Several of these conventions can be seen in Quais de Seine. The scene starts out with what appears to be a gang of hooligans hitting on women. They are immediately denoted the “bad boys.” True to Indian cinema, one of them turns out to be good, and was just hanging out with the wrong crowd. We then see a young Muslim girl, quietly laughing at the boys.
When she falls, the wind is blowing, which is huge in Bollywood cinema. Whenever wind blows, it is an indication of love or the heart changing on a major topic. In Mohobbatein, the 2001 film, directed by powerhouse director, Aditya Chopra, wind is used as a symbol for romance. Whenever any character is falling in love, there is a huge gust of wind.

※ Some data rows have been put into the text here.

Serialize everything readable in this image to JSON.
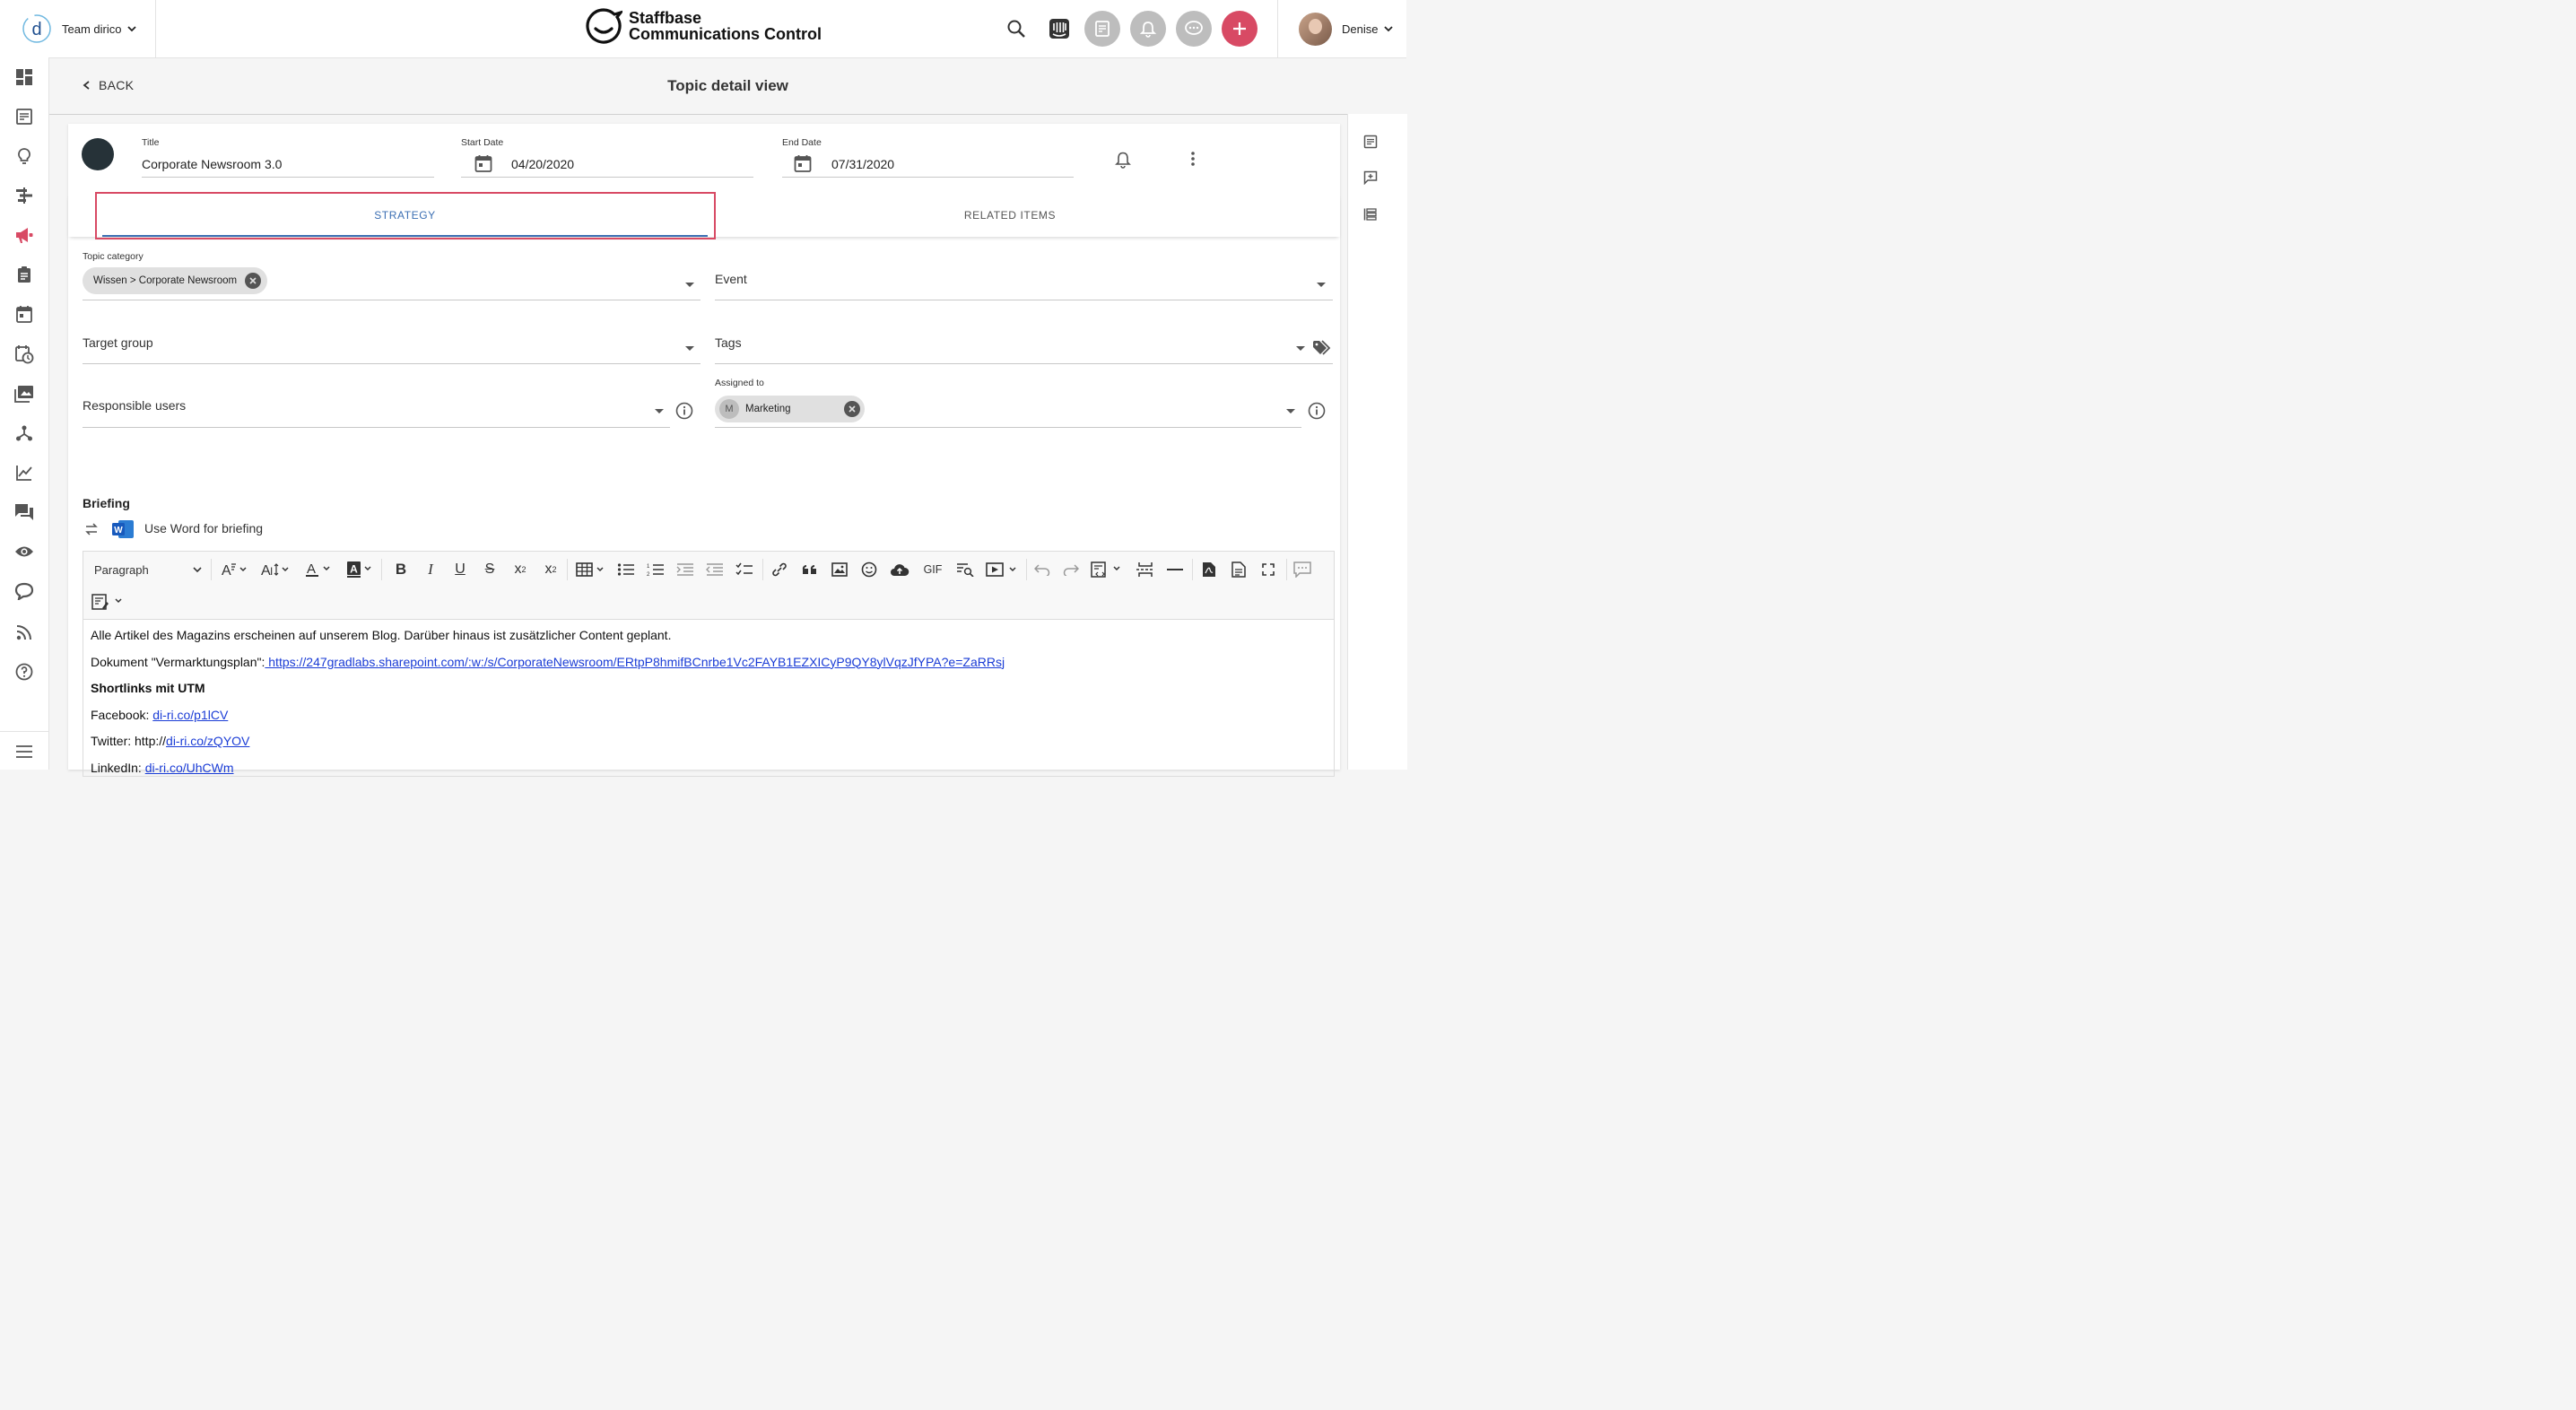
{
  "header": {
    "team_name": "Team dirico",
    "brand_line1": "Staffbase",
    "brand_line2": "Communications Control",
    "user_name": "Denise",
    "accent_color": "#d84a64"
  },
  "sidebar": {
    "items": [
      "dashboard-icon",
      "content-list-icon",
      "idea-lightbulb-icon",
      "gantt-icon",
      "megaphone-icon",
      "clipboard-icon",
      "calendar-icon",
      "schedule-icon",
      "media-library-icon",
      "network-icon",
      "analytics-icon",
      "chat-icon",
      "visibility-eye-icon",
      "message-bubble-icon",
      "rss-feed-icon",
      "help-icon",
      "menu-icon"
    ]
  },
  "subheader": {
    "back_label": "BACK",
    "page_title": "Topic detail view"
  },
  "topic": {
    "title_label": "Title",
    "title_value": "Corporate Newsroom 3.0",
    "start_label": "Start Date",
    "start_value": "04/20/2020",
    "end_label": "End Date",
    "end_value": "07/31/2020"
  },
  "tabs": {
    "strategy": "STRATEGY",
    "related": "RELATED ITEMS"
  },
  "strategy": {
    "topic_category_label": "Topic category",
    "topic_category_chip": "Wissen > Corporate Newsroom",
    "event_label": "Event",
    "target_group_label": "Target group",
    "tags_label": "Tags",
    "responsible_label": "Responsible users",
    "assigned_label": "Assigned to",
    "assigned_chip_initial": "M",
    "assigned_chip": "Marketing"
  },
  "briefing": {
    "title": "Briefing",
    "word_label": "Use Word for briefing",
    "paragraph_select": "Paragraph",
    "gif_label": "GIF",
    "line1": "Alle Artikel des Magazins erscheinen auf unserem Blog. Darüber hinaus ist zusätzlicher Content geplant.",
    "line2_prefix": "Dokument \"Vermarktungsplan\":",
    "line2_link": " https://247gradlabs.sharepoint.com/:w:/s/CorporateNewsroom/ERtpP8hmifBCnrbe1Vc2FAYB1EZXICyP9QY8ylVqzJfYPA?e=ZaRRsj",
    "line3": "Shortlinks mit UTM",
    "line4_prefix": "Facebook: ",
    "line4_link": "di-ri.co/p1lCV",
    "line5_prefix": "Twitter: http://",
    "line5_link": "di-ri.co/zQYOV",
    "line6_prefix": "LinkedIn: ",
    "line6_link": "di-ri.co/UhCWm"
  }
}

After she falls, the young Frenchman is helping her out, and asks her why she wears a hijab, the traditional hairpiece for Muslim women, she responds by saying, “When I wear the hijab, I feel like I have a faith, an identity. “
This quest for identity, is something that Chadha explores in all her movies. Bend it like Beckham has a traditional Punjabi family living in London, always trying to find their identity. It is similar to Salut Cousin! When Alilo visits Mok’s family. They have a vision of an idealized version of Algeria.
This is what Jigna Desai, author of Beyond Bollywood: The Cultural Politics of South Asian Diasporic Film, calls “Homesickness and Motion Sickness: Embodied Migratory Subjectivities. ’
She notes that Chadha has taken several cues from Bollywood in all of her movies. One of the most popular films of the nineties Bollywood cinema was the 1995 film Dilwale Dulhania Le Jayenge, also directed by Aditya Chopra. In this movie, a first generation Indian moves to London to seek a better life for his family, but he always envisions India, specifically his home state of Punjab to be something incredible, something better.
Desai writes, “Although nostalgia is pondered as a universal experience, that is, a structured feeling that is naturalized so that any subject’s experience of displacement from a past time and place is categorized as the condition of nostalgia, we may seek to differentiate between different productions of nostalgia, such as the patriarchal deterritorialized nation nostalgia of DDLJ.”
The young woman does that in Quais de Seine, she is seeking her identity in a foreign land.
After she gets up and walks away, all he has left is a picture of her, so he goes on a quest looking for her. This journey of a boy looking for a girl that he knows very little about is typical bollywood. While in Bollywood it is overstated and turned into a large musical production, the concept is still the same. This can be seen in Aziz Mirza’s 2003 film, Chalte Chalte. In this movie, the protagonist, Raj spots Priya and they have a brief meeting, from then on he is smitten and must find her immediately.
Finally, he goes to the mosque and waits for her there. In Bollywood, many romances have their turning point at places of worship. In the 2008 blockbuster, Rab ne Bana di Jodi, directed by Aditya Chopra as well, the main character realizes that she is in love while she is at the Gurudwara, a sikh place of worship.
The whole scene is very Bollywood until the very end when the grandfather invites Francois to walk with him and Zarka. In traditional Bollywood cinema, Francois would get harsh looks and cold stares for even touching Zarka but Chadha focuses on the humanity, which is a nice departure from traditionalism.
Overall, Chadha uses all sorts of elements from Bollywood, but they are simply muted and subtle. Through this connection between EuroCinema and Bollywood she is able to make a product that really does feature the best qualities from both worlds.